A disturbing finding in leading TMI Project true storytelling workshops over the past 8 years is the prevalence of sexual abuse among our participants. Early on, I noticed if one person shared a story about sexual violence, inevitably, others would chime in. What I didn’t realize until a year ago, is what they were saying to each other was: Me too.
This past October I presented Tarana Burke, founder of the #metoo movement, with the Eleanor Roosevelt Medal of Honor. I believe she was the best person to receive this award at this particular moment in history and I was deeply honored to present it to her.
My world and the world of women across the globe shifted dramatically when a small hashtag with a big history took over the internet like wildfire. #metoo unleashed a pent up fury, an outpouring of stifled shame that didn’t belong to us. We were given permission to break our silence, to share our most difficult stories, not alone, but in droves. We’ve since been held and supported by each other instead of blamed and not believed
An eruption of this magnitude is not created in an instant. For more than 25 years, Tarana Burke’s unrelenting dedication to creating empowerment through empathy for those impacted by sexual violence, has been laying the foundation for this movement, now strong enough to hold us all.
Like many women, I was personally impacted by the #metoo movement. I had buried memories that needed uncovering. In that uncovering, I realized that one experience, which for decades I had convinced myself wasn’t that bad, was actually rape. The more stories I hear, the more memories come back, the more I find myself saying, “Me too.” I realized, as a survivor, I never listened to my body or trusted my instincts. The #metoo movement gave me permission to talk and to write about what happened to me. I now understand the power of intuition held within my own body.
My community has also been impacted by the #metoo movement. Collectively, we talked about things we all knew but never gave voice to. We joined forces and faced our fears about speaking truth to power.
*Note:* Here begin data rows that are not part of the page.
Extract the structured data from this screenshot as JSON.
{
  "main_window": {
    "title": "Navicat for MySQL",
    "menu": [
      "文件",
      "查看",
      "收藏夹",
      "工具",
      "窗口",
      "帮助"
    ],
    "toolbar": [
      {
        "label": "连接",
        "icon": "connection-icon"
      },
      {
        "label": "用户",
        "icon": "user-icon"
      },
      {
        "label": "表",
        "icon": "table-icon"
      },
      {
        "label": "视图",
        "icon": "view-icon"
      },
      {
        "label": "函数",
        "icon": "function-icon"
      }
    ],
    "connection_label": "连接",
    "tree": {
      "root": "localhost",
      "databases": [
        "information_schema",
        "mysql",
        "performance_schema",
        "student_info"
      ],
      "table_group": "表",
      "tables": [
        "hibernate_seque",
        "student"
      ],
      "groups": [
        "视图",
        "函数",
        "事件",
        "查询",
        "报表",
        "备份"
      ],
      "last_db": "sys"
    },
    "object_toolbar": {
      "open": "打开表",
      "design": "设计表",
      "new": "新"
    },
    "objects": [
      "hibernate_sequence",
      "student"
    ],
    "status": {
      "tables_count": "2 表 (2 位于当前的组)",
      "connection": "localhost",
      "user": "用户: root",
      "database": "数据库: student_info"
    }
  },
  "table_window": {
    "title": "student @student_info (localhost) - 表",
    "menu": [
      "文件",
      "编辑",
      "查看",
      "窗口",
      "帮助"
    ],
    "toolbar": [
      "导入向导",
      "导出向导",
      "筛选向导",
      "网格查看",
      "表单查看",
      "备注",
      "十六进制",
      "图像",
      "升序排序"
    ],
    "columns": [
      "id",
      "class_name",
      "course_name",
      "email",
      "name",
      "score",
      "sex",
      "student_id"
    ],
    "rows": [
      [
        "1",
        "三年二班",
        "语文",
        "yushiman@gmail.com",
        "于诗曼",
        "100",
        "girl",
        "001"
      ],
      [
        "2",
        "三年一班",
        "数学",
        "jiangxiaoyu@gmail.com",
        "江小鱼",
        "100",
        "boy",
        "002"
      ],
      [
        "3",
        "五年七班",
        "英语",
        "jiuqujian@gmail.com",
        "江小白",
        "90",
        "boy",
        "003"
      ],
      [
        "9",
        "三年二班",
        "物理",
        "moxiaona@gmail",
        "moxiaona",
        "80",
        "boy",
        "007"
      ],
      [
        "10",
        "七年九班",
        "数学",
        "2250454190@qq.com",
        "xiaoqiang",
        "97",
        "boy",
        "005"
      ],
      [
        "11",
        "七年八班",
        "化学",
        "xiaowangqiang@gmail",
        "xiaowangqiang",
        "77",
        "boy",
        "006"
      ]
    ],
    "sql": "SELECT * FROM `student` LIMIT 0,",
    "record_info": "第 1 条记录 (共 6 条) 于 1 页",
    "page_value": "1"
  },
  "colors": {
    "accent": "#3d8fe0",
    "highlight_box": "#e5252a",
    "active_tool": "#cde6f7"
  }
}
Like many others, we also faced consequences for speaking out, and dealt with more harassment for stepping forward. But, we got stronger and made it clear that men and women abusing their positions of power would not be tolerated in our community.
I recently heard Tarana say, “I never thought I’d see a sustained national dialogue about sexual violence, but here we are, which lets us know anything is possible.” I believe her. I believe survivors. I believe anything is possible. I also believe that after dialogue, action is required. I hope all of us here today will renew our commitment to keep fighting for those most impacted, to keep our focus on the healing of survivors and to end sexual violence once and for all.